Knee Surgery, Sports Traumatology, Arthroscopy August 2017, Volume 25, Issue 8, pp 2646–2655

An in vitro analysis of medial structures and a medial soft tissue reconstruction in a constrained condylar total knee arthroplasty

Athwal, K.K., El Daou, H., Inderhaug, E. et al.
Knee

Purpose

The aim of this study was to quantify the medial soft tissue contributions to stability following constrained condylar (CC) total knee arthroplasty (TKA) and determine whether a medial reconstruction could restore stability to a soft tissue-deficient, CC-TKA knee.

 

Methods

Eight cadaveric knees were mounted in a robotic system and tested at 0°, 30°, 60°, and 90° of flexion with ±50 N anterior–posterior force, ±8 Nm varus–valgus, and ±5 Nm internal–external torque.
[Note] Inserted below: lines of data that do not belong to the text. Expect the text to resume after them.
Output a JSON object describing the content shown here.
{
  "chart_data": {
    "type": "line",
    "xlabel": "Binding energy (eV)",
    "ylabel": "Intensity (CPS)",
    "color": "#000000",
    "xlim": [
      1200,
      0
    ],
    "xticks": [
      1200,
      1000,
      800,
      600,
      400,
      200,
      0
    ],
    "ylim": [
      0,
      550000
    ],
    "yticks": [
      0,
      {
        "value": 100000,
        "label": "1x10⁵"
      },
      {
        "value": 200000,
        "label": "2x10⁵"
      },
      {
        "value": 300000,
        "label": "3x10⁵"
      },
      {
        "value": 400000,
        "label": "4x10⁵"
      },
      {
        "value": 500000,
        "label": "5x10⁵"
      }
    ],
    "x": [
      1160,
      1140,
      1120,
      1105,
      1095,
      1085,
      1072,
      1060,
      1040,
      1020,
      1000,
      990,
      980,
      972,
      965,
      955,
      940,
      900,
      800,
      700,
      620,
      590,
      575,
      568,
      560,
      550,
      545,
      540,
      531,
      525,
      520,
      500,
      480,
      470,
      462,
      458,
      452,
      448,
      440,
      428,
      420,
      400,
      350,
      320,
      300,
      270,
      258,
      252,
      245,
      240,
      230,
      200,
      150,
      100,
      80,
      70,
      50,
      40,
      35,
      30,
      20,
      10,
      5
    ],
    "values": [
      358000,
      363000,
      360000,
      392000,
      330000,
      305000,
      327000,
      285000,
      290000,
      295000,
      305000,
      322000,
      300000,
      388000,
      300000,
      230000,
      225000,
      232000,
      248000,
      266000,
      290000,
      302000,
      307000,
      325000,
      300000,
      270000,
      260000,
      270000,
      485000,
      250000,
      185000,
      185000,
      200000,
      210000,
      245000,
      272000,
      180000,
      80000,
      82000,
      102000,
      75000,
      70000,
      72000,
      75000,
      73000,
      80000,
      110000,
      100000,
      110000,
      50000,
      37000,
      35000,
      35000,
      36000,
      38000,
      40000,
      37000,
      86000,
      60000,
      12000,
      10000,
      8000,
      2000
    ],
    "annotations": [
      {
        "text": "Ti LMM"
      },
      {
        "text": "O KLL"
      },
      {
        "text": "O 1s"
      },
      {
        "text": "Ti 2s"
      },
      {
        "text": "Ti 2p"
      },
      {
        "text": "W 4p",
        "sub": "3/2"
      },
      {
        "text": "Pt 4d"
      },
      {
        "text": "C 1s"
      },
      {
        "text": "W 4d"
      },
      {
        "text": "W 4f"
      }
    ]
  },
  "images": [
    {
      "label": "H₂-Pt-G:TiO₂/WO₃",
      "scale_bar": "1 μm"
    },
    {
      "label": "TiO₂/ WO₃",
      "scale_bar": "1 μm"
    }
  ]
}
The deep and superficial medial collateral ligaments (dMCL, sMCL) and posteromedial capsule (PMC) were transected and their relative contributions to stabilising the applied loads were quantified. After complete medial soft tissue transection, a reconstruction using a semitendinosus tendon graft was performed, and the effect on kinematic behaviour under equivocal conditions was measured.

Results

In the CC-TKA knee, the sMCL was the major medial restraint in anterior drawer, internal–external, and valgus rotation. No significant differences were found between the rotational laxities of the reconstructed knee to the pre-deficient state for the arc of motion examined. The relative contribution of the reconstruction was higher in valgus rotation at 60° than the sMCL; otherwise, the contribution of the reconstruction was similar to that of the sMCL.

 

Conclusion

There is contention whether a CC-TKA can function with medial deficiency or more constraint is required. This work has shown that a CC-TKA may not provide enough stability with an absent sMCL. However, in such cases, combining the CC-TKA with a medial soft tissue reconstruction may be considered as an alternative to a hinged implant.